The crowd parted as a badly beaten orc was dragged through the mud to the dais.
“His name is Yamarz, but that name shall soon be removed from our collective orc memory.” Sarfu said with Yamarz on his knees on the dais, head bowed with his long top-knot half concealing his face.
“Yamarz,” Sarfu said as he pulled Yamarz’ top-knot, snapping the kneeling orc’s head back, allowing the crowd a good look at Yamarz’ face. “Tell them why you brutally attacked them!”
“My Commander, I did it for your honor!” Yamarz yelled proudly, one tusk wobbling loose in his jaw, suggesting the intensity of the beating he had received. “The deceitful dwarf rangers stole your Horde Baton. My Cohort skillfully herded them here, where I could strike them all at once, and return the Baton to you, where it rightfully belongs.”

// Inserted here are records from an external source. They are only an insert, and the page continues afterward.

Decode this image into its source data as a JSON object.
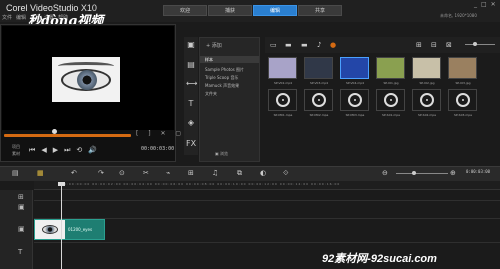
{
  "app": {
    "title": "Corel VideoStudio",
    "title_suffix": "X10",
    "menu": [
      "文件",
      "编辑",
      "工具",
      "设置",
      "帮助"
    ],
    "tabs": [
      "欢迎",
      "捕获",
      "编辑",
      "共享"
    ],
    "active_tab": "编辑",
    "window_controls": [
      "_",
      "□",
      "✕"
    ],
    "project_info": "未命名, 1920*1080"
  },
  "watermark": {
    "logo_text": "秒dòng视频",
    "site_text": "92素材网-92sucai.com"
  },
  "player": {
    "mode_labels": [
      "项目",
      "素材"
    ],
    "transport": [
      "⏮",
      "◀",
      "▶",
      "⏭",
      "⟲",
      "🔊"
    ],
    "timecode": "00:00:03:00",
    "trim_markers": "[ ] ✕ ▢"
  },
  "library": {
    "add_label": "+ 添加",
    "folders": [
      "样本",
      "Sample Photos 图片",
      "Triple Scoop 音乐",
      "Mamuck 声音效果",
      "文件夹"
    ],
    "selected_folder": "样本",
    "browse_label": "▣ 浏览",
    "sidebar_icons": [
      "media-icon",
      "instant-project-icon",
      "transition-icon",
      "title-icon",
      "graphic-icon",
      "filter-icon"
    ],
    "sidebar_glyphs": [
      "▣",
      "▤",
      "⟷",
      "T",
      "◈",
      "FX"
    ],
    "toolbar_glyphs": [
      "▭",
      "▬",
      "▬",
      "♪",
      "●",
      "⊞",
      "⊟",
      "⊠"
    ],
    "thumbnails": [
      {
        "label": "SP-V02.mp4",
        "kind": "video",
        "color": "#a8a3c8"
      },
      {
        "label": "SP-V03.mp4",
        "kind": "video",
        "color": "#303848"
      },
      {
        "label": "SP-V04.mp4",
        "kind": "video",
        "color": "#2346a8"
      },
      {
        "label": "SP-I01.jpg",
        "kind": "image",
        "color": "#8aa050"
      },
      {
        "label": "SP-I02.jpg",
        "kind": "image",
        "color": "#c8c0a8"
      },
      {
        "label": "SP-I03.jpg",
        "kind": "image",
        "color": "#9a8060"
      },
      {
        "label": "SP-M01.mpa",
        "kind": "audio",
        "color": "#1a1a1a"
      },
      {
        "label": "SP-M02.mpa",
        "kind": "audio",
        "color": "#1a1a1a"
      },
      {
        "label": "SP-M03.mpa",
        "kind": "audio",
        "color": "#1a1a1a"
      },
      {
        "label": "SP-S01.mpa",
        "kind": "audio",
        "color": "#1a1a1a"
      },
      {
        "label": "SP-S02.mpa",
        "kind": "audio",
        "color": "#1a1a1a"
      },
      {
        "label": "SP-S03.mpa",
        "kind": "audio",
        "color": "#1a1a1a"
      }
    ]
  },
  "timeline": {
    "toolbar_glyphs": [
      "▤",
      "▦",
      "↶",
      "↷",
      "⊙",
      "✂",
      "⌁",
      "⊞",
      "♫",
      "⧉",
      "◐",
      "⟐"
    ],
    "timecode": "0:00:03:00",
    "zoom_minus": "⊖",
    "zoom_plus": "⊕",
    "ruler": "00:00:00:00     00:00:02:00     00:00:04:00     00:00:06:00     00:00:08:00     00:00:10:00     00:00:12:00     00:00:14:00     00:00:16:00",
    "track_icons": [
      "⊞",
      "▣",
      "▣",
      "T"
    ],
    "clip_label": "01200_eyes"
  }
}
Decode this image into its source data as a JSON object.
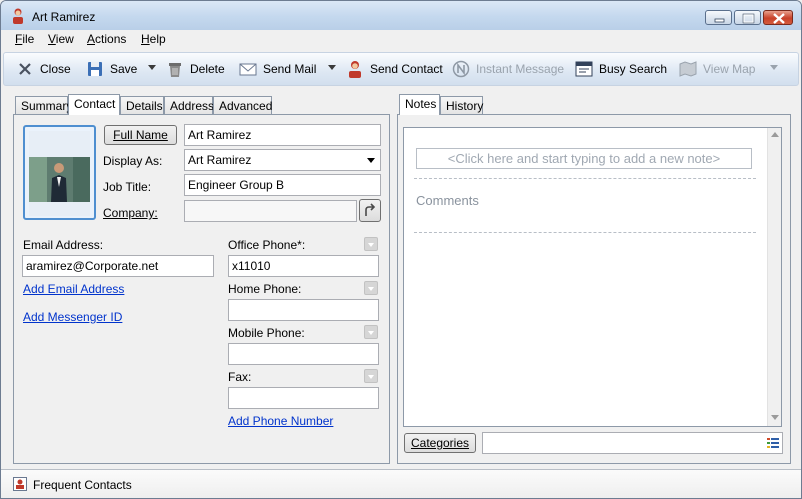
{
  "window": {
    "title": "Art Ramirez"
  },
  "menu": {
    "items": [
      {
        "key": "F",
        "rest": "ile"
      },
      {
        "key": "V",
        "rest": "iew"
      },
      {
        "key": "A",
        "rest": "ctions"
      },
      {
        "key": "H",
        "rest": "elp"
      }
    ]
  },
  "toolbar": {
    "close": "Close",
    "save": "Save",
    "delete": "Delete",
    "send_mail": "Send Mail",
    "send_contact": "Send Contact",
    "instant_message": "Instant Message",
    "busy_search": "Busy Search",
    "view_map": "View Map"
  },
  "tabs_left": [
    "Summary",
    "Contact",
    "Details",
    "Address",
    "Advanced"
  ],
  "tabs_right": [
    "Notes",
    "History"
  ],
  "contact": {
    "full_name_button": "Full Name",
    "full_name_value": "Art Ramirez",
    "display_as_label": "Display As:",
    "display_as_value": "Art Ramirez",
    "job_title_label": "Job Title:",
    "job_title_value": "Engineer Group B",
    "company_label": "Company:",
    "company_value": "",
    "email_label": "Email Address:",
    "email_value": "aramirez@Corporate.net",
    "add_email_link": "Add Email Address",
    "add_messenger_link": "Add Messenger ID",
    "office_phone_label": "Office Phone*:",
    "office_phone_value": "x11010",
    "home_phone_label": "Home Phone:",
    "mobile_phone_label": "Mobile Phone:",
    "fax_label": "Fax:",
    "add_phone_link": "Add Phone Number"
  },
  "notes": {
    "placeholder": "<Click here and start typing to add a new note>",
    "comments": "Comments",
    "categories_button": "Categories"
  },
  "status": {
    "frequent_contacts": "Frequent Contacts"
  }
}
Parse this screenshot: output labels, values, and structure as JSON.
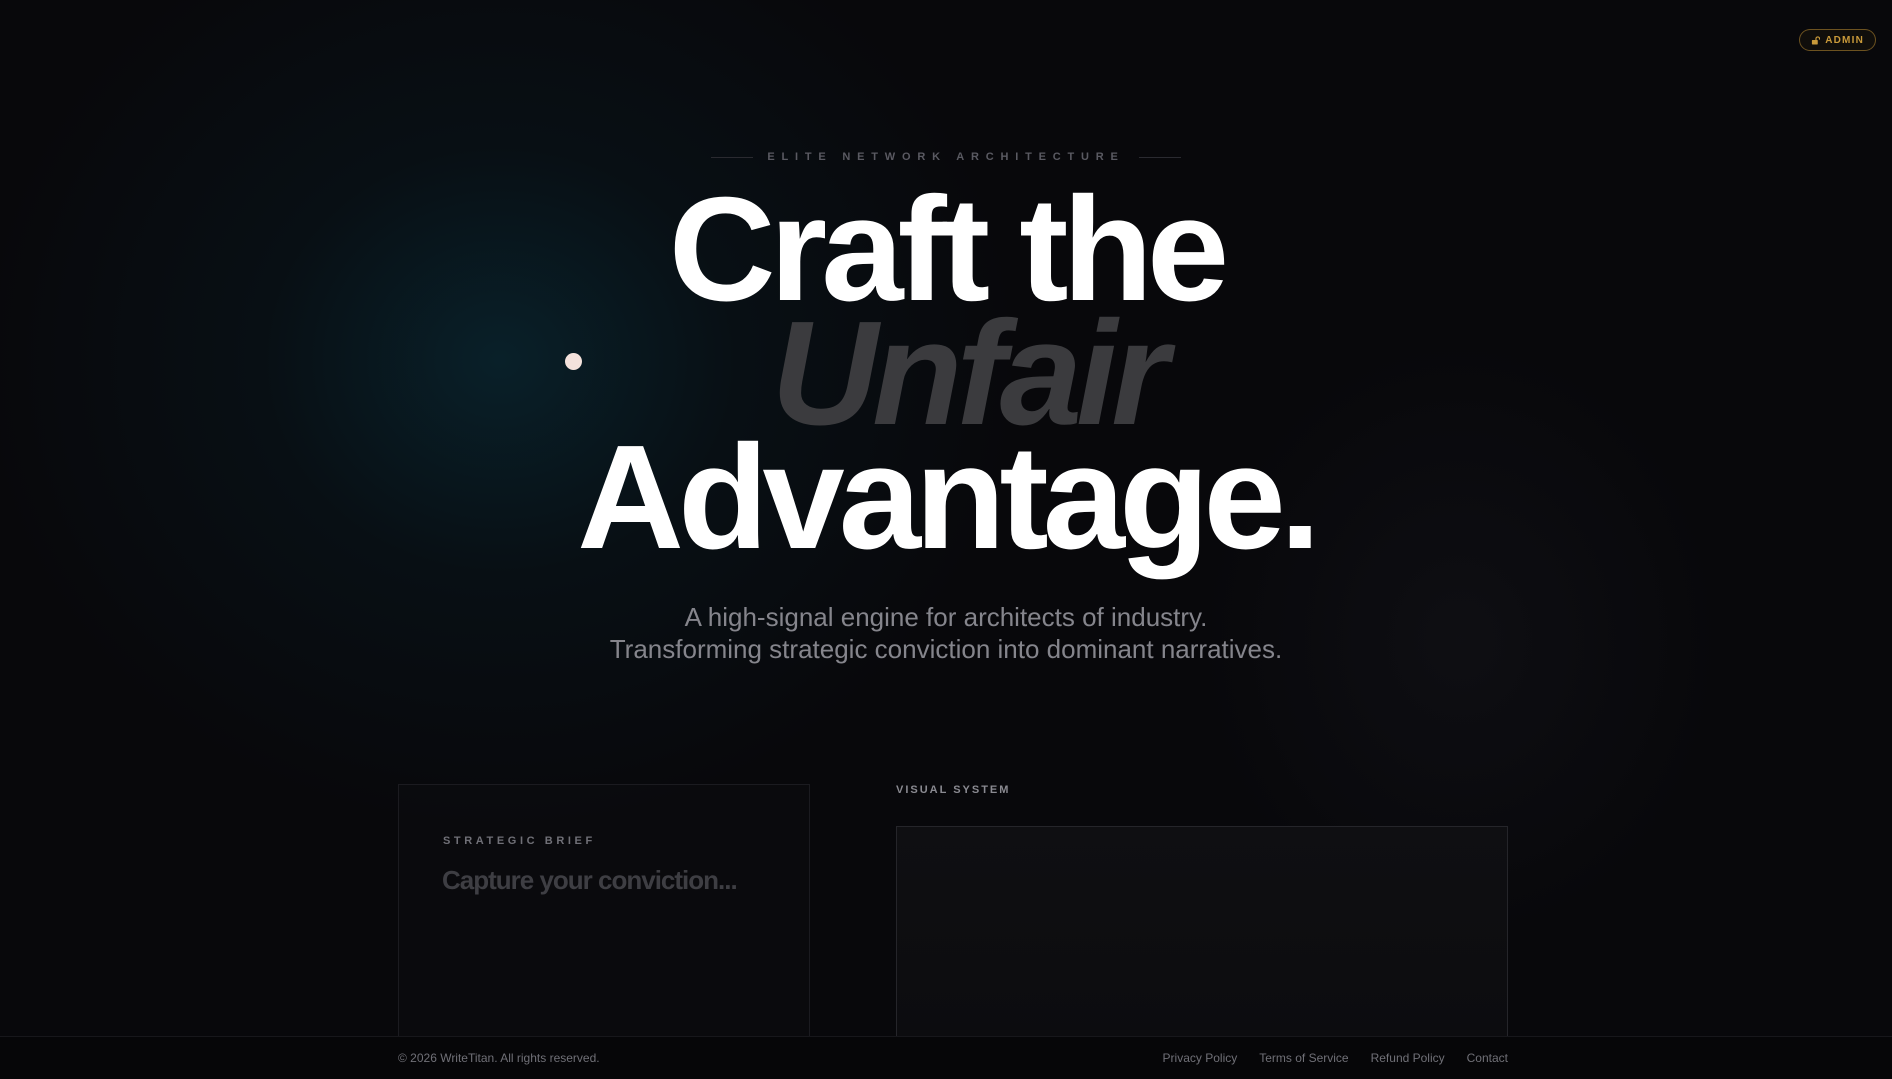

Murmurs ran through the crowd. None could deny the accusations because all the dwarf rangers had been killed in the defence of Crozier.
“Is this true?!” Sarfu roared in anger. His question was met with a stunned silence from the crowd.
His voice returning to usual low rumble, he continued his public interrogation. “How do you know the dwarves took the Baton?”
“Yara, the elven shaman, told me she saw it in a vision.” There was a short pause before Yamarz added “Her visions have never been wrong before.”
Sarfu released his grip on Yamarz, allowing the orc to slump down again.
“So it appears,” Sarfu said as his eyes ran across the crowd, trying to make eye contact with as many people as possible, “that the dwarves also had their part to play in this tragedy that has befallen Crozier.”
“Nevertheless, this orc is a traitor, and a threat to peace in the north.” He breathed in some extra air to increase the volume of his voice for his next proclamation: “The this show you how seriously the Orc Lord takes peace!”
With that, his sword arm came down, removing Yamarz’ head from his body in a fluid motion. Yamarz’ head plopped into the grey-brown mud while Yamarz’ kneeling body teetered on the dais for a moment before another orc gave it a shove with his foot, sending the body to join its head in the mud.
“Where is my Baton?” Sarfu asked the crowd.
“Return it to me know!”
The onlookers from Crozier and Tameron exchanged a few confused and nervous glances with each other, but none dared speak.
“Very well.” Sarfu said with a sigh as he began cleaning the blood off his blade with a rag. “I told you I would not harm you and I still stand behind that promise.”
“But.” His word was punctuated by the sound of his sword snapping back into its scabbard. “None shall leave this town. None shall enter this town. Until my Baton is returned to me.”
The massive orc stepped off the wooden dais and stalked off angrily through the mud. Suddenly, the pouch that Lythvard was carrying, the one with the Horde Baton in it, began to feel very heavy indeed.